Painting Irises by Vincent Van Gogh
Irises is a painting by Vincent Van Gogh in 1889. The artist depicted a small section of a summer meadow, filling the central part of the canvas with irises. The composition is harmonious and, which is unusual for Van Gogh’s works, symmetrical. The earth, located in the lower left corner, is combined with brownish-red flowers, placed in parallel, in the upper left of the picture. White and pale blue irises occupy the center of the landscape, standing out against the background of lilac and dark blue flowers. The picture is filled with serenity and calm joy.
Author: Vincent Van Gogh (1853-1890).
Year of writing: 1889.
Size: 71 x 93 cm.
Style: Post-Impressionism, Japanese painting.
Genre: Landscape.
Technique: Oil painting.
Material: Canvas.
Location: The Getty Museum, Los Angeles, California, USA.
Vincent Van Gogh is a bright and controversial post-impressionist who worked in the second half of the 19th century. He painted the painting “Irises” in one of the most difficult periods of his life – during his stay in a psychiatric hospital near the French town of Saint-Remy-de-Provence.
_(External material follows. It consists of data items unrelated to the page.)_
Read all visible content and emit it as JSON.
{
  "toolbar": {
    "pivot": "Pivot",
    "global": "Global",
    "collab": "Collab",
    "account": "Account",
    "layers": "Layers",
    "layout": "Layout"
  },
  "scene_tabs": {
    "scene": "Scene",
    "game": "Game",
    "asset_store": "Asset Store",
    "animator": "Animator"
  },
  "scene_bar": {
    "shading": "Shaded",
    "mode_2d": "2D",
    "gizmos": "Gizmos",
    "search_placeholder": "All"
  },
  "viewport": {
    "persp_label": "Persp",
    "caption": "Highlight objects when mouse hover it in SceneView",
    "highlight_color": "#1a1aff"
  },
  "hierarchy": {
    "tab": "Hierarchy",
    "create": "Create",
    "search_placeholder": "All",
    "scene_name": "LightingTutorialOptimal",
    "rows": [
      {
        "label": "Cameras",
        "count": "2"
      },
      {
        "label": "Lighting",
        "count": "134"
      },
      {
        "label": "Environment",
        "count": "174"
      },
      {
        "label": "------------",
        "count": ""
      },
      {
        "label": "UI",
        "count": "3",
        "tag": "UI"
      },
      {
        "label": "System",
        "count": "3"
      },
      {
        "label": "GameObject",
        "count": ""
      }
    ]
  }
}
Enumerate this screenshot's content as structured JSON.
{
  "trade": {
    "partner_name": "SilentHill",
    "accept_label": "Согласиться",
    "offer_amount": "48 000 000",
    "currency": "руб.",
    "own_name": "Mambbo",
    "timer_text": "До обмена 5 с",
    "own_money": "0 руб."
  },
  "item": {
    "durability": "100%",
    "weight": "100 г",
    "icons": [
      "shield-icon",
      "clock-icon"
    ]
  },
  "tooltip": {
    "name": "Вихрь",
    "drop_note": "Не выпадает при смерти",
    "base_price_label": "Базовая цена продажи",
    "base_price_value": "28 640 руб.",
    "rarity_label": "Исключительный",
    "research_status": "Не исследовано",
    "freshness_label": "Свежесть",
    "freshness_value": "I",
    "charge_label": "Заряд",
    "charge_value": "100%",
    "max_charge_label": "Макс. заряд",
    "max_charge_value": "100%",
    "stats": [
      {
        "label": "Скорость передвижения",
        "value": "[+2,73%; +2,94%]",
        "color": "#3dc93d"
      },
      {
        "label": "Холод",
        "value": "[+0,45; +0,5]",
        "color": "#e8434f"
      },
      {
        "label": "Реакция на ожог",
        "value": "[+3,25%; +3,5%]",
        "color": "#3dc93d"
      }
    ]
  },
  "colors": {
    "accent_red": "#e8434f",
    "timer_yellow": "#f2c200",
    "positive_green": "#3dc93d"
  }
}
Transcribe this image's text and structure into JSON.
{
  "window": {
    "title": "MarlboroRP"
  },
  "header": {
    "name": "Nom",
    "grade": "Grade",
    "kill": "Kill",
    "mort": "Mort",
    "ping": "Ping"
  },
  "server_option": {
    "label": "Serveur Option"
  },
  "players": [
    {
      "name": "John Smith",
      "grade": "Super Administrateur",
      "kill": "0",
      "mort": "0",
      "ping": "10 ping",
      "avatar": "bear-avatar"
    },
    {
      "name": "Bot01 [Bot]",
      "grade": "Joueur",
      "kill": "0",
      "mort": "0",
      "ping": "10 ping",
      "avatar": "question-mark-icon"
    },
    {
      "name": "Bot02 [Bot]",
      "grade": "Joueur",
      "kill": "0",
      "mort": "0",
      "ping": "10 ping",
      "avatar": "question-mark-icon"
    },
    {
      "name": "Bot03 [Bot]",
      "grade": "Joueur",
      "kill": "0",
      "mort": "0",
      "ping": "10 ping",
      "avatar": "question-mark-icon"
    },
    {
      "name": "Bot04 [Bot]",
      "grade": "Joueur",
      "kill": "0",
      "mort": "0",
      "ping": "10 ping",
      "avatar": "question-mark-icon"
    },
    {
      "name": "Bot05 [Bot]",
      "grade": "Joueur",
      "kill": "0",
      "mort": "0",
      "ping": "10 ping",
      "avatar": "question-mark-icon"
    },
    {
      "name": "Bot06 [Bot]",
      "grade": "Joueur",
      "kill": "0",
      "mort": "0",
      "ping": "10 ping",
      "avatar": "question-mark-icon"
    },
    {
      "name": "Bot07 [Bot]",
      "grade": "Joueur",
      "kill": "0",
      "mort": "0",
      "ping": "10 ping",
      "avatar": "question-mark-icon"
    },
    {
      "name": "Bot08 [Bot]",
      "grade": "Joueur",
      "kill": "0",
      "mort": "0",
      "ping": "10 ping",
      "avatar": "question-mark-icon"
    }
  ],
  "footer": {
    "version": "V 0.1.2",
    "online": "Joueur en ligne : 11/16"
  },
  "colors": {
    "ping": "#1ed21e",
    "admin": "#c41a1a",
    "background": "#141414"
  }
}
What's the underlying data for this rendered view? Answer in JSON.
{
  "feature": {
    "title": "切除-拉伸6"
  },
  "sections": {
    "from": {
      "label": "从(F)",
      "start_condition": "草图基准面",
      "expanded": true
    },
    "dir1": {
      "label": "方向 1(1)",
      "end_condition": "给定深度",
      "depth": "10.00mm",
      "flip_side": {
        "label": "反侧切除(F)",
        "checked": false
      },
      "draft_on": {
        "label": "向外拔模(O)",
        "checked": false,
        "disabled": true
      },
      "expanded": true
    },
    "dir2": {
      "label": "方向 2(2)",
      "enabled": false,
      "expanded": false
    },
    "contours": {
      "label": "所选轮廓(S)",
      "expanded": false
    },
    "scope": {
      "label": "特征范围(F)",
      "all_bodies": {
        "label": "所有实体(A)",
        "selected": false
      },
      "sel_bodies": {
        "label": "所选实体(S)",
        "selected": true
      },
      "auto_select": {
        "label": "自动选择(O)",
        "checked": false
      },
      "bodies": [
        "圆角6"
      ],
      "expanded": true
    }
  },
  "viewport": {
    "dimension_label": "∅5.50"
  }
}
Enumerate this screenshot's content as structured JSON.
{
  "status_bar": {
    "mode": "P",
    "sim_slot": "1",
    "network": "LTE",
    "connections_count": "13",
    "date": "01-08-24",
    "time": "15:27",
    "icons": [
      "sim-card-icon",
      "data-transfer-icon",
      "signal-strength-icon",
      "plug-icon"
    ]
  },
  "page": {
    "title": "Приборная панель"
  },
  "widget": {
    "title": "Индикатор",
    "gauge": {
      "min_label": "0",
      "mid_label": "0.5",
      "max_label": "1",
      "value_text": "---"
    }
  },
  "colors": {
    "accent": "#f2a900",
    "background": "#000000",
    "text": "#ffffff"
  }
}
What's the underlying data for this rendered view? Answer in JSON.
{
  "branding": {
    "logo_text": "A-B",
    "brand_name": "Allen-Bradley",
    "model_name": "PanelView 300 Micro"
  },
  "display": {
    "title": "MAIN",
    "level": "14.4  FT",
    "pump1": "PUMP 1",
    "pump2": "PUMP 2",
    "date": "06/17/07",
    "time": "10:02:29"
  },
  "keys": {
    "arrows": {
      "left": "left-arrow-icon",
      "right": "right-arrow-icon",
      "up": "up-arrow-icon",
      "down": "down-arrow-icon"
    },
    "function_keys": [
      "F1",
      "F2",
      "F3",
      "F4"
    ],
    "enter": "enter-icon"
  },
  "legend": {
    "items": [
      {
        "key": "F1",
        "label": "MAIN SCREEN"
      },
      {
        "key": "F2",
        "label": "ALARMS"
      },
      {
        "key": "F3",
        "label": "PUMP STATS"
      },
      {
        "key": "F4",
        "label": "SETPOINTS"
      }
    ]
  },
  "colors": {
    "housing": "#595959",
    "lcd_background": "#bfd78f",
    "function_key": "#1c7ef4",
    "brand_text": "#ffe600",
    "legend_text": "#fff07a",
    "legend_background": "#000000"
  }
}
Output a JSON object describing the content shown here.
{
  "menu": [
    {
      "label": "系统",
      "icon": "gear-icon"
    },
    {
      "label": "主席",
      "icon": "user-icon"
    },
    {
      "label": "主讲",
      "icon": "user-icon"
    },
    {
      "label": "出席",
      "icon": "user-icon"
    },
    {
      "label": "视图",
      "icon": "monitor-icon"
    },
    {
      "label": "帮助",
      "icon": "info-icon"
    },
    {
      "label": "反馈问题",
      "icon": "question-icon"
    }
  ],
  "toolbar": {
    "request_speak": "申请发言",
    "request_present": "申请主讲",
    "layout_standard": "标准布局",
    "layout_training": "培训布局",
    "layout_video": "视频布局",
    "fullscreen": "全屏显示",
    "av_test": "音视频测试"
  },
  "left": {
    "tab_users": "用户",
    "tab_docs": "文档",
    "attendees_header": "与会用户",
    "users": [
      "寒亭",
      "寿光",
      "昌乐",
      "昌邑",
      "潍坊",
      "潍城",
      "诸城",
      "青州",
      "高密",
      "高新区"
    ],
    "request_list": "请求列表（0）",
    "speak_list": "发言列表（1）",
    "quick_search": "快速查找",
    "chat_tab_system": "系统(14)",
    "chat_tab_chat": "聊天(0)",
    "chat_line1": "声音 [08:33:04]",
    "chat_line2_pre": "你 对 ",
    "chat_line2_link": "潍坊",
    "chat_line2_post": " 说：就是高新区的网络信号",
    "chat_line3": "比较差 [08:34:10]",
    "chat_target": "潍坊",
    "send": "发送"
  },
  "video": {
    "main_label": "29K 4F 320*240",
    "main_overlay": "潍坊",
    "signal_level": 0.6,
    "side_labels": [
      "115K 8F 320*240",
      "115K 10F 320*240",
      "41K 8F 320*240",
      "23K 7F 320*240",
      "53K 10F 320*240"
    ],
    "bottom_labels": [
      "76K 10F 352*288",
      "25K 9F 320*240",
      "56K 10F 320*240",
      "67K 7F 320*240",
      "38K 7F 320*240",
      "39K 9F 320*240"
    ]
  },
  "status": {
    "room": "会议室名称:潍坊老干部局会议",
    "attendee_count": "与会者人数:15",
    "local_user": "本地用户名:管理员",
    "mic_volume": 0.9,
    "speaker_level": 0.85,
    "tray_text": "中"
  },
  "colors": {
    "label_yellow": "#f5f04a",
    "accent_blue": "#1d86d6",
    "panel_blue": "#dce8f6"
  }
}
It was then that the genius had sudden and uncontrollable attacks of aggression, so he was forced to be under the constant supervision of doctors. “Irises” were created shortly before the first serious manifestation of the disease, when the artist was still hoping for the success of the treatment. Apparently that is why the landscape turned out to be so airy and natural.
Painting Irises by Vincent Van Gogh – the sensuality of Japanese painting and the emotionality of post-impressionism
In the painting, the master combines post-impressionism and Japanese engraving, this “Irises” sharply differ from the works written by Van Gogh earlier. The subtlety and lightness of lines in the contours of objects, filling individual fragments with a solid color, unusual angles of elements – these techniques were borrowed by the artist in the ukiyo-e technique.
And harmoniously woven into them the brightness and sharpness of the palette, the saturation and sweeping of the strokes, the decorativeness of the plot, in a word, everything that characterizes post-impressionism. No sketches for the painting have survived. Moreover, many experts believe that preliminary sketches did not exist, and Van Gogh himself called the “Irises” a sketch.
Unlike his brother, Theodorus van Gogh praised the work and exhibited it at the September 1889 Salon. Octave Mirbeau, a French writer and art critic, paid 300 francs for the work and became its first owner. A century later, Australian entrepreneur Alan Bond bought the Irises for a record $ 53.9 million. However, he did not have enough funds to complete the deal, so in 1990 the canvas was resold to the Getty Museum, where it is still located.